Religious communities not blacklisted, says Turkish Security Council
ANKARADec 04, 2014 - 12:00 am GMT+3
Dec 04, 2014 12:00 am
Turkey's top national security body denied reports on Thursday that all types of religious communities had been blacklisted by the state.
A number of Turkish media outlets reported that the state had decided to launch a campaign against all types of religious communities during the Turkish Security Council's latest meeting, on October 30.
"All these claims are completely false," said a statement by the Turkish Security Council Thursday.
"Parallel structures and illegal formations conducting operations under an internal or external legal facade" had been named as a threat to national security and public order in Turkey at a press statement after the body's meeting.
The term "parallel state" has been used by the government since late 2013 to describe supporters of the Gülen movement, who officials say have infiltrated the state and are attempting to overthrow the government.

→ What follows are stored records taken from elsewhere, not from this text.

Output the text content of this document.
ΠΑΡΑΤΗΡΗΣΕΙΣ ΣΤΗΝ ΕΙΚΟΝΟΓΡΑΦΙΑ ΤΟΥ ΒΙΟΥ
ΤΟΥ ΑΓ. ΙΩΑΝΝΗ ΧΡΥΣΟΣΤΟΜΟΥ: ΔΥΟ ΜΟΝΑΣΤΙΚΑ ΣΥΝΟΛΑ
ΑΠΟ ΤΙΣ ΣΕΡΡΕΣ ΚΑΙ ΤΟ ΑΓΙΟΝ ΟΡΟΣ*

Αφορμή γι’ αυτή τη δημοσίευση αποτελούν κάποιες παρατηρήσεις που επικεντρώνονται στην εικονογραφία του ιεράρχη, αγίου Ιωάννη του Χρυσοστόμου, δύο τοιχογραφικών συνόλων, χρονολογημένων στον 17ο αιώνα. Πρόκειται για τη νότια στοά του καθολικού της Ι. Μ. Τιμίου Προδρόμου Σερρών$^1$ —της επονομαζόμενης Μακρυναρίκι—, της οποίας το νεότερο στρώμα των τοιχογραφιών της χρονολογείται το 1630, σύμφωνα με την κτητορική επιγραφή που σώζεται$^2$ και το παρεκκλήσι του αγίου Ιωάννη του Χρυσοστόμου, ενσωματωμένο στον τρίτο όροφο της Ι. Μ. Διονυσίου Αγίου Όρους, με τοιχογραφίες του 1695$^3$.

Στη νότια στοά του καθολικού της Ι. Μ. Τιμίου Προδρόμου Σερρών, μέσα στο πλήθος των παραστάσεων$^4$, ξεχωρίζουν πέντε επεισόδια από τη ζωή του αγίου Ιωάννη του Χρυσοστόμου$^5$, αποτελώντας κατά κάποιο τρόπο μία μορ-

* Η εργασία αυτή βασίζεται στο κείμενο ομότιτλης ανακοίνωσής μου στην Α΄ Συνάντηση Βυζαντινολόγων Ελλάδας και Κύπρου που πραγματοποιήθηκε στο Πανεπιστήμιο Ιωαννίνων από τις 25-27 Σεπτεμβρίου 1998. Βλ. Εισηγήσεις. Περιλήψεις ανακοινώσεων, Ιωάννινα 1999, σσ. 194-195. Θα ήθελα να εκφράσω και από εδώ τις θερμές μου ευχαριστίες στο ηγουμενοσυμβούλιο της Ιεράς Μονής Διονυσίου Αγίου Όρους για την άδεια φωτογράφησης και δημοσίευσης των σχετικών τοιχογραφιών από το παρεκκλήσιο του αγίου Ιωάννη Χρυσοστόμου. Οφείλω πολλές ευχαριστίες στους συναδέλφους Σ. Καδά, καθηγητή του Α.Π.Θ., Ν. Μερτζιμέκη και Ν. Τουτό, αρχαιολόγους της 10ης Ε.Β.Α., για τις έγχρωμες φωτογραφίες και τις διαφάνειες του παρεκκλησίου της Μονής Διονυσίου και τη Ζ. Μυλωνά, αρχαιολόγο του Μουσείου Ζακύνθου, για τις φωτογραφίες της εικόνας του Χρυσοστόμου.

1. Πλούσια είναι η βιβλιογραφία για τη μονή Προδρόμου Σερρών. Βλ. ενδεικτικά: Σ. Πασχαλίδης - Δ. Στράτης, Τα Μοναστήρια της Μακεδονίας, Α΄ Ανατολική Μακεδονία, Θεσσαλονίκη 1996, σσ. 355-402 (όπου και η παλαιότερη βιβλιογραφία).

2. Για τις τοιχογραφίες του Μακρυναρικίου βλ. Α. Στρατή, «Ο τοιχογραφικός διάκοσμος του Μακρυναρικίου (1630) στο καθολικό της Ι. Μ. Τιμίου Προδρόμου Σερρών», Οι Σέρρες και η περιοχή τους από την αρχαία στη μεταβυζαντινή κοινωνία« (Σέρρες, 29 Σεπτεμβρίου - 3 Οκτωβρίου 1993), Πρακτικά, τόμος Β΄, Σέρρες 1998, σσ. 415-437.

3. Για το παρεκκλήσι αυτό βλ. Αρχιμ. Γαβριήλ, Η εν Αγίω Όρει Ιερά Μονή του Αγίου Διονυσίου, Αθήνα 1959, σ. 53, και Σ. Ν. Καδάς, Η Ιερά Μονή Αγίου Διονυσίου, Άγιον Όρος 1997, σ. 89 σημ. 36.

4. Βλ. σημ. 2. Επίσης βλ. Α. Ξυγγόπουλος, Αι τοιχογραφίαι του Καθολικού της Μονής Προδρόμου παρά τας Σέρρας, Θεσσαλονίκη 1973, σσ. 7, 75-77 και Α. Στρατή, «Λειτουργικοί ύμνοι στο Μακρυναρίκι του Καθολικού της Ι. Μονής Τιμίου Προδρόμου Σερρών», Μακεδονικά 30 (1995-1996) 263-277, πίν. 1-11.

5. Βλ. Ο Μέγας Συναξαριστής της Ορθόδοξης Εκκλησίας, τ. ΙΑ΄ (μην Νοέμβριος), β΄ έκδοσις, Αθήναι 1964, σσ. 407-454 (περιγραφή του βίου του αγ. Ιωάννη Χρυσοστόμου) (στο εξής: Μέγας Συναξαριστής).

The ruling AK Party removed religious groups from the National Security Policy Document, known as the Red Book, in 2010 which listed national threats.
An investigation related to illegal wiretapping in a 2013 anti-graft probe led to the arrest of dozens of police officers and the transfer of a number of others in addition to members of the judiciary.
All those detained were later released pending trial.
The Turkish government called the probe a "dirty plot" orchestrated by a "parallel state." The anti-graft probe saw high-profile figures close to the government detained.